Future AI tools could help them understand their case, make decisions, and get work product created with little burden.

With a topic like child support modification, AI could help a person negotiate a resolution with the other party, or do a trial run to see how a possible negotiation might go. It could also change their tone, to take a highly emotional negotiation request and transform it to be more likely to get a positive, cooperative reply from the other party.

AI to make Legal Help Info More Accessible

Another group proposed that AI could be integrated into legal aid, law library, and court help centers to:

  • Better create and maintain inter-organization referrals, so there are warm handoffs and not confusing roundabouts when people seek help
  • Clearer, better maintained, more organized websites for a jurisdiction, with the best quality resources curated and staged for easy navigation
  • Multi-modal presentations, to make information available in different visual presentations and languages
  • Providing more information in speech-to-text format, conversational chats, and across different dialects. This was especially highlighted in immigration legal services.

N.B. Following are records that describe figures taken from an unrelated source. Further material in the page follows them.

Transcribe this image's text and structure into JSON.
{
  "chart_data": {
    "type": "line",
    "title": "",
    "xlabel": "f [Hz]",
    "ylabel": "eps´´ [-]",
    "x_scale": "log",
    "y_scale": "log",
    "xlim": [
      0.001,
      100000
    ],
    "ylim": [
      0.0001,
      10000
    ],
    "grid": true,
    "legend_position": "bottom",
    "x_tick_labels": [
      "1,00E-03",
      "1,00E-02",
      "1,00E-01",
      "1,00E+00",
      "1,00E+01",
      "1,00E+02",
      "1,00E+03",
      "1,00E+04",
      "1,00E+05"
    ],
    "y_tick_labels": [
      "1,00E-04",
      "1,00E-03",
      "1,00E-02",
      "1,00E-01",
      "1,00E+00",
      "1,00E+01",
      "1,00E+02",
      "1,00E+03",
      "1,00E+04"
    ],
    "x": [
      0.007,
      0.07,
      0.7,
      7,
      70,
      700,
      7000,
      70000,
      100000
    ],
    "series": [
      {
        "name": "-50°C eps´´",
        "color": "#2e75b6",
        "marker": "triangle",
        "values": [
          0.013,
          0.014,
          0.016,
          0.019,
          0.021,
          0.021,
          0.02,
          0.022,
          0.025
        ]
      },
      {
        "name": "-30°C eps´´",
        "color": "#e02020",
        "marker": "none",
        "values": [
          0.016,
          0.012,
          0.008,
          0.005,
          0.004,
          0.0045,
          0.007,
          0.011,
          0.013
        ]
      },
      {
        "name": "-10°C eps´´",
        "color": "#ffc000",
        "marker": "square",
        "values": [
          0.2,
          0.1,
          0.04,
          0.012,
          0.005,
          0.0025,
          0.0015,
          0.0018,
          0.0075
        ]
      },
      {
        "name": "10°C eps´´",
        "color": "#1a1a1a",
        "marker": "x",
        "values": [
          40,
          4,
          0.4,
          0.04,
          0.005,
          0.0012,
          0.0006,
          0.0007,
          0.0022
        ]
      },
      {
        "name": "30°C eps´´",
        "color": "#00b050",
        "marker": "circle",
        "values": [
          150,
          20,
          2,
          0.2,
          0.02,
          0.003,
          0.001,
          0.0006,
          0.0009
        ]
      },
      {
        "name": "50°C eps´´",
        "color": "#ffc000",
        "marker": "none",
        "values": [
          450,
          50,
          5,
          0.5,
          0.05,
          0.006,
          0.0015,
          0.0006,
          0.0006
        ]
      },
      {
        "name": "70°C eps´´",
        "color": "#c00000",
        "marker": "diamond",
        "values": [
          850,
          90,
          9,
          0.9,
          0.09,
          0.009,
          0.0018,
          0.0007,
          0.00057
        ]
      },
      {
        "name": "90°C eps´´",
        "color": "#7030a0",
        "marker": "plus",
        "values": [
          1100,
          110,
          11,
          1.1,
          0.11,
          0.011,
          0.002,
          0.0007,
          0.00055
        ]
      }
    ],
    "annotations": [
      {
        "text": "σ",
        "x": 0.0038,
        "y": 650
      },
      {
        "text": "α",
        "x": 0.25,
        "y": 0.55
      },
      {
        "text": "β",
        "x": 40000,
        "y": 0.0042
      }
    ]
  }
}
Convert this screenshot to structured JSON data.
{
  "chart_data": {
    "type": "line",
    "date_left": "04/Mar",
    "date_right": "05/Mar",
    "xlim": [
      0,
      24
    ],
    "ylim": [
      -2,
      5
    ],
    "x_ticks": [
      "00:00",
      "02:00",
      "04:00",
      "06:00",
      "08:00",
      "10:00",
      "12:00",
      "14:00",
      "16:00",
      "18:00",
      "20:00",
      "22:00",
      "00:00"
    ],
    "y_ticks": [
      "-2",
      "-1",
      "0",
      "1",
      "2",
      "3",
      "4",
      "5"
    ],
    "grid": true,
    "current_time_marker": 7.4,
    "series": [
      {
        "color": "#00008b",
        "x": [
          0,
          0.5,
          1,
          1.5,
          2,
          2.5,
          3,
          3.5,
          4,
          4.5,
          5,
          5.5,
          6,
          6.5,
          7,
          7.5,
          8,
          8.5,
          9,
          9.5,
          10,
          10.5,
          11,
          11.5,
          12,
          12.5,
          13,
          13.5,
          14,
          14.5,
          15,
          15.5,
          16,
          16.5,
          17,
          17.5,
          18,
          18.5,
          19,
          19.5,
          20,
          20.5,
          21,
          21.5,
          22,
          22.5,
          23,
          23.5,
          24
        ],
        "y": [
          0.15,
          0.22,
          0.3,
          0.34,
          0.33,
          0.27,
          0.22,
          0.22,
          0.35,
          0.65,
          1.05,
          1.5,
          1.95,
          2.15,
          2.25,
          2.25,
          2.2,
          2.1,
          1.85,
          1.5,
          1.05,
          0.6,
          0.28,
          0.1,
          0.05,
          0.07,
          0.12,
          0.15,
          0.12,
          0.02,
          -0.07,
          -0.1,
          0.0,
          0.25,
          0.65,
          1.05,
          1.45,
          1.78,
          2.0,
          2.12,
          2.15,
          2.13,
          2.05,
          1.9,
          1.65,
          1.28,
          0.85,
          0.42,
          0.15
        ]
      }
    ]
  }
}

AI to upskill students & pro bono clinics

Several groups talked about AI for training and providing expert guidance to staff, law students, and pro bono volunteers to improve their capacity to serve members of the public.

AI tools could be used in simulations to better educate people in a new legal practice area, and also supplement their knowledge when providing services. Expert practitioners can supply knowledge to the tools, that can then be used by novice practitioners so that they can provide higher-quality services more efficiently in pro bono or law student clinics.

AI could also be used in community centers or other places where community justice workers operate, to get higher quality legal help to people who don’t have access to lawyers or who do not want to use lawyers.

AI to improve legal aid lawyers’ capacity

Several groups proposed AI that could be used behind-the-scenes by expert legal aid or court help lawyers. They could use AI to automate, draft, or speed up the work that they’re already doing. This could include:

  • Improving intake, screening, routing, and summaries of possible incoming cases
  • Drafting first versions of briefs, forms, affidavits, requests, motions, and other legal writing
  • Documenting their entire workflow & finding where AI can fit in.

Cross-Cutting action items for AI+ A2J

Across the many conversations, some common tasks emerged that cross different stakeholders and topics.

Reliable AI Benchmarks:

We as a justice community need to establish solid benchmarks to test AI effectiveness. We can use these benchmarks to focus on relevant metrics.

In addition, we need to regularly report on and track AI performance at different A2J tasks.

This can help us create feedback loops for continuous improvement.

Data Handling and Feedback:

The community needs reliable strategies and rules for how to do AI work that respects obligations for confidentiality and privacy.

Can there be more synthetic datasets that still represent what’s happening in legal aid and court practice, so they don’t need to share actual client information to train models?

Can there be better Personally Identifiable Information (PII) redaction for data sharing?

Who can offer guidance on what kinds of data practices are ethical and responsible?

Low-Code AI Systems:

The justice community is never going to have large tech, data, or AI working groups within their legal aid or court organization. They are going to need low-code solutions that will let them deploy AI systems, fine-tune them, and maintain them without a huge technical requirement.

Overall, the presentation, Q&A, and workshop all pointed to enthusiasm for responsible innovation in the AI+A2J space. Tech developers, legal experts, and strategists are excited about the opportunity to improve access to justice through AI-driven solutions, and enhance efficiency and effectiveness in legal aid. With more brainstormed ideas for solutions in this space, now it is time to move towards R&D incubation that can help us understand what is feasible and valuable in practice.